Plan: Divergent-Convergent Thinking (Popcorn Series)

Wednesday, January 13th, 2021

The Popcorn with Colin (PwC) series started in mid-2020 as a means of connecting with students in the virtual space to chat about creativity and developments in the YCISL program. Each PwC meeting, a short 60 to 90 minutes with a small group of 5 to 12 students, is designed to create engagement and the sharing of viewpoints (where you are) and perspectives (what you see). I’ll write up more about it in another article; it’s been going well and should have good future pick-up.

This wiki entry focuses on an upcoming PwC meeting where I would like to discuss Divergent-Convergent Thinking (DCT). I will probably follow-up that PwC with a YCISL White Paper to share action items that “pop” up. DCT has been a part of the YCISL workshops for about 5 years and more recently it was included in the Innovators Toolkit publications on the YCISL web site and the Innovators Toolkit Workshops (ITW). And I just made a short presentation last week on DCT in the NIFTI-SEWSS program; the response from students has been fantastic.

The tentative agenda for that PwC is:

DIVERGENT-CONVERGENT THINKING
– What is it and why is it a useful creativity skill?
– Checking our divergent thinking (brainstorming) skill…an exercise.
– Applying divergent-convergent thinking to a research project. A group discussion.

The new part that needs development is the connection of DCT to research methods and skills. I’ve heard from many YCISL students that they would like to improve their research skills and find research opportunities. I found the figure below which I think could lend structure to a presentation on research applications of DCT. Inspiration, ideation and implementation are practical stages to step through in all aspects of research (I will focus on proposal writing, experimental design, and reporting). I will need to remember to embed this in a design thinking teamwork and collaboration context because research needs to be people-connected.

That’s all I wanted to share for now about the PwC DCT plan.

Thoughts: Do Governments Kill Creativity?

Monday, January 11th, 2021

As a spin-off thought from the most famous TEDTalk “Do Schools Kills Creativity?” by the late Sir Ken Robinson, I wondered whether other factors could be pushing creativity backwards…in particular youth creativity.

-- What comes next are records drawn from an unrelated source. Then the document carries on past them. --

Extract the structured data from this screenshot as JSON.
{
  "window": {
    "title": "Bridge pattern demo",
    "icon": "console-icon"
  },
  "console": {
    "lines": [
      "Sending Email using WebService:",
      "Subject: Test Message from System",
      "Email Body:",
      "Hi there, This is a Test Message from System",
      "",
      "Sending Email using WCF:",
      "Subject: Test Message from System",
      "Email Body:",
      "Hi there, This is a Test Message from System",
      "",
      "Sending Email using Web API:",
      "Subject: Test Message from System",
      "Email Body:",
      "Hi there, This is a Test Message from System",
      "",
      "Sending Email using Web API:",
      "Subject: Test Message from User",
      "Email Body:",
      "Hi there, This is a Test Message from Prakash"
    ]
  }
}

So how about government? Given how some governments have sacrificed education due to pandemic fears and others have solidly maintained educational standards (UN Policy Brief: Education during COVID-19 and beyond), how much does government actually value education? Is educating youth with creativity skills even on their roadmap? I question this regularly every time I think about lemonade stands in California.

The immediate connection is that many schools are government institutions and follow government policies and are budgeted by government. I don’t know whether any government policy specifically encourages creativity in education, or if there is a budget line for creativity, but it appears that those students who succeed because of their creativity do so despite government and education, and not because of.

What do you think? Does your government genuinely encourage youth creativity or does it effectively squash it?